Security and Privacy Considerations

A more detailed discussion about security and privacy can be found in the Security and Privacy self review.

Cross-site covert channeling

In Chromium, Safari and Firefox it is already possible to intentionally communicate between different origins using audio glitches (see explanation here). This side channel has a very high latency, is audible to the user, and degrades system performance, so it is unlikely to be useful to attackers.

It would be good if the introduction of the Playout Statistics API for WebAudio does not reduce the latency of this side channel. We could do this by limiting the rate at which the information provided by the API is updated, similar to the Rate limitation used for the ComputePressure API. This would increase the latency of any attempts to communicate using the glitch information, ensuring that the audio glitch-based side channel is not made more useful.

Usage

The proposed WebAudio RenderCapacity API gives information about how much load the audio rendering thread is under, and the ratio of glitches that are occurring if that load exceeds 100%. This is intended to allow applications to react when the rendering thread is approaching maximum load, in which case the application can proactively reduce the complexity of the audio computations to avoid audio glitches occurring.
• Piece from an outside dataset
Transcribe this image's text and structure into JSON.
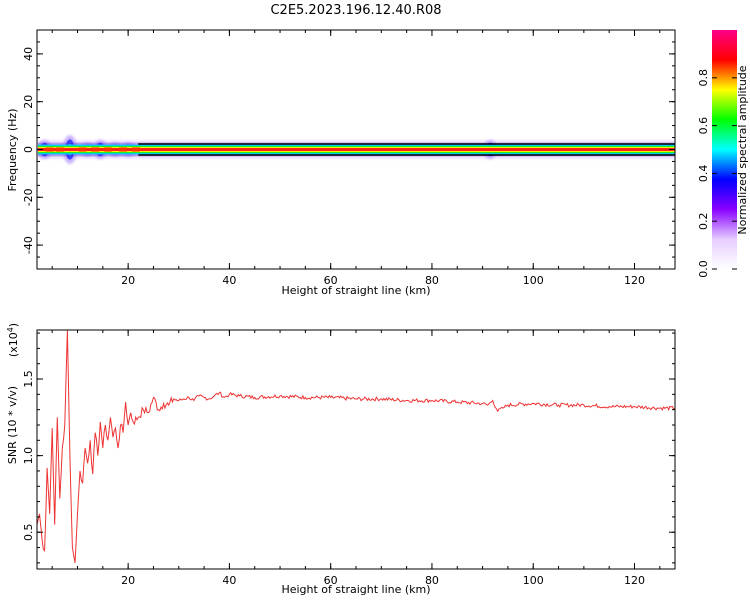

The Playout Statistics API for WebAudio that we are proposing in this explainer gives audio glitch and delay information about the user-experienced audio playout, but no information about the usage of the rendering thread. This is intended to measure user experience across the population, and can also be used to react to when glitches occur, in which case the application can reduce complexity of audio computations or prompt the user to take some action, such as closing unused applications.

Security risks

The RenderCapacity API gives information about the usage of the rendering thread even when there are no audio glitches, while the Playout Statistics API never gives any direct information about the rendering thread. Both APIs report audio glitches, the presence of which could mean that the rendering thread is overloaded but could also have a number of other explanations, as described in the Side-channeling section of the Security and Privacy self review. This means that the RenderCapacity API gives more information about CPU usage than the Playout Statistics API. Therefore we believe that the Playout Statistics API is safer than the RenderCapacity API.

Considered alternatives

Alternative delay definition

Alternatively, we can just define a totalPlayoutDelay similar to https://w3c.github.io/webrtc-stats/#dom-rtcaudioplayoutstats-totalplayoutdelay.

In this case we also need to add a total frames count attribute: When audio frames are pulled by the playout device, this counter is incremented with the number of frames emitted for playout. Note that we won't be able to calculate minimum/maximum latency with this approach.

readonly attribute double totalPlayoutDelay;
readonly attribute unsigned long long totalFramesCount;